Ken Ito (born April 29, 1944, in Honolulu, Hawaii) is an American politician and a former Democratic member of the Hawaii House of Representatives from 2012 to 2018 representing District 49. Ito consecutively served from 1994 until 2012 in the District 48 seat.

==Education==
Ito earned his BEd from the University of Hawaii at Manoa.

==Elections==
- 1994 When Democratic Representative Marshall Ige left the District 48 seat open, Ito won the four-way September 17, 1994 Democratic Primary with 1,786 votes (36.4%), and was unopposed for the November 8, 1994 General election.
- 1996 Ito was unopposed for the September 21, 1996 Democratic Primary, winning with 4,082 votes, and won the November 5, 1996 General election with 5,638 votes (70.3%) against Republican nominee Roy Yanagihara.
- 1998 Ito was unopposed for the September 19, 1998 Democratic Primary, winning with 1,902 votes, and won the November 3, 1998 General election with 4,698 votes (54.2%) against Republican nominee Mako Hara.
- 2000 Ito was unopposed for the September 23, 2000 Democratic Primary, winning with 3,332 votes, and won the November 5, 2002 General election with 4,037 votes (52.4%) against Republican nominee Sam Moku.
- 2002 Ito and Mako were both unopposed for their September 21, 2002 primaries, setting up a rematch; Ito won the November 5, 2002 General election with 5,451 votes (56.5%) against Mako. who had been redistricted from District 6.
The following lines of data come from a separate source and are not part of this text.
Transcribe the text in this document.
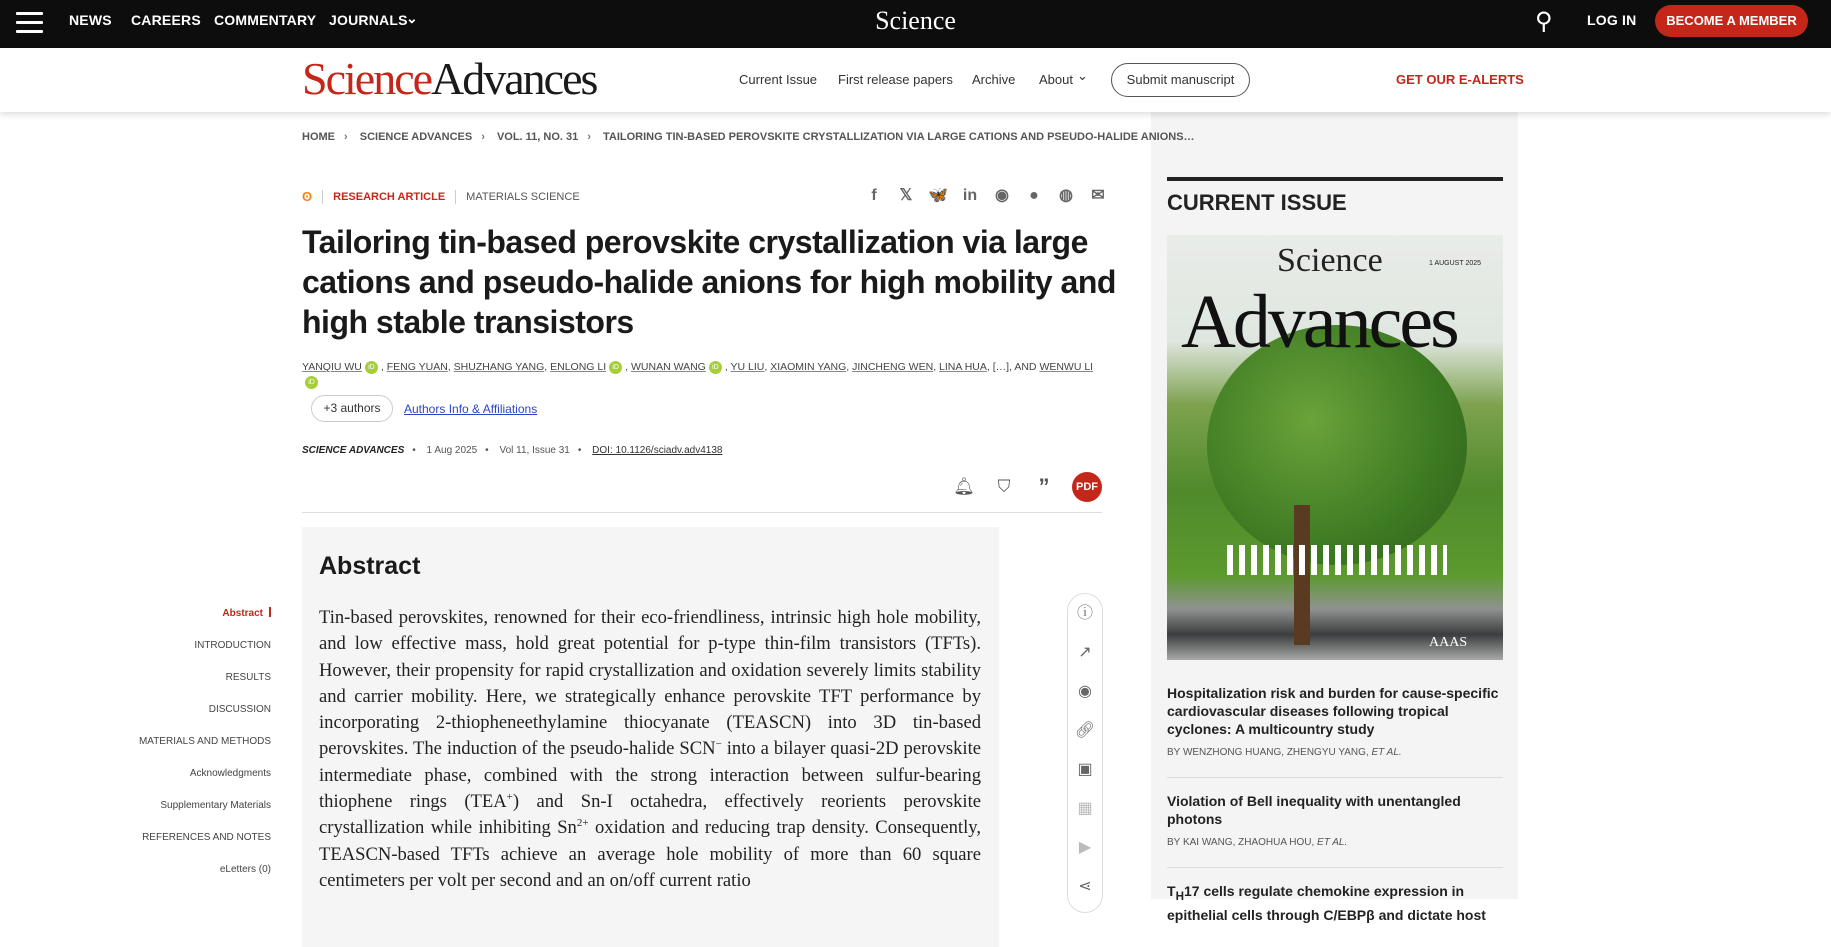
NEWS CAREERS COMMENTARY JOURNALS
⌄	Science	⚲ LOG IN	BECOME A MEMBER
ScienceAdvances	Current Issue First release papers Archive About ⌄	Submit manuscript	GET OUR E-ALERTS
HOME › SCIENCE ADVANCES › VOL. 11, NO. 31 › TAILORING TIN-BASED PEROVSKITE CRYSTALLIZATION VIA LARGE CATIONS AND PSEUDO-HALIDE ANIONS…
ʘ RESEARCH ARTICLE MATERIALS SCIENCE	f	𝕏 🦋 in ◉	●	◍ ✉
Tailoring tin-based perovskite crystallization via large cations and pseudo-halide anions for high mobility and high stable transistors
YANQIU WU iD , FENG YUAN, SHUZHANG YANG, ENLONG LI iD , WUNAN WANG iD , YU LIU, XIAOMIN YANG, JINCHENG WEN, LINA HUA, […], AND WENWU LIiD
+3 authors	Authors Info & Affiliations
SCIENCE ADVANCES • 1 Aug 2025 • Vol 11, Issue 31 • DOI: 10.1126/sciadv.adv4138
🔔︎	⛉ ”	PDF
Abstract

Tin-based perovskites, renowned for their eco-friendliness, intrinsic high hole mobility, and low effective mass, hold great potential for p-type thin-film transistors (TFTs). However, their propensity for rapid crystallization and oxidation severely limits stability and carrier mobility. Here, we strategically enhance perovskite TFT performance by incorporating 2-thiopheneethylamine thiocyanate (TEASCN) into 3D tin-based perovskites. The induction of the pseudo-halide SCN− into a bilayer quasi-2D perovskite intermediate phase, combined with the strong interaction between sulfur-bearing thiophene rings (TEA+) and Sn-I octahedra, effectively reorients perovskite crystallization while inhibiting $Sn^{2+}$ oxidation and reducing trap density. Consequently, TEASCN-based TFTs achieve an average hole mobility of more than 60 square centimeters per volt per second and an on/off current ratio

Abstract
INTRODUCTION
RESULTS
DISCUSSION
MATERIALS AND METHODS
Acknowledgments
Supplementary Materials
REFERENCES AND NOTES
eLetters (0)
ⓘ
↗
◉
🔗︎
▣
▦
▶
⋖
CURRENT ISSUE
Science
Advances
1 AUGUST 2025
AAAS
Hospitalization risk and burden for cause-specific cardiovascular diseases following tropical cyclones: A multicountry study
BY WENZHONG HUANG, ZHENGYU YANG, ET AL.
Violation of Bell inequality with unentangled photons
BY KAI WANG, ZHAOHUA HOU, ET AL.
$T_H17$ cells regulate chemokine expression in epithelial cells through C/EBPβ and dictate host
- 2004 Ito was unopposed for the September 18, 2004 Democratic Primary, winning with 4,111 votes, and won the November 2, 2004 General election with 5,610 votes (55.0%) against Republican nominee Keoki Leong.
- 2006 Ito was unopposed for the September 26, 2006 Democratic Primary, winning with 5,103 votes, and won the November 7, 2006 General election with 6,570 votes (75.3%) against Sol Naluai, who had run for Senate in 2000 and 2002.
- 2008 Ito was unopposed for both the September 20, 2008 Democratic Primary, winning with 4,030 votes, and the November 4, 2008 General election.
- 2010 Ito won the September 18, 2010 Democratic Primary with 4,499 votes (70.2%), and won the November 2, 2010 General election with 6,639 votes (70.7%) against Republican nominee Mo Radke.
- 2012 Redistricted to District 49, and with Democratic Representative Pono Chong redistricted to District 48, Ito was unopposed for both the August 11, 2012 Democratic Primary, winning with 6,194 votes, and the November 6, 2012 General election.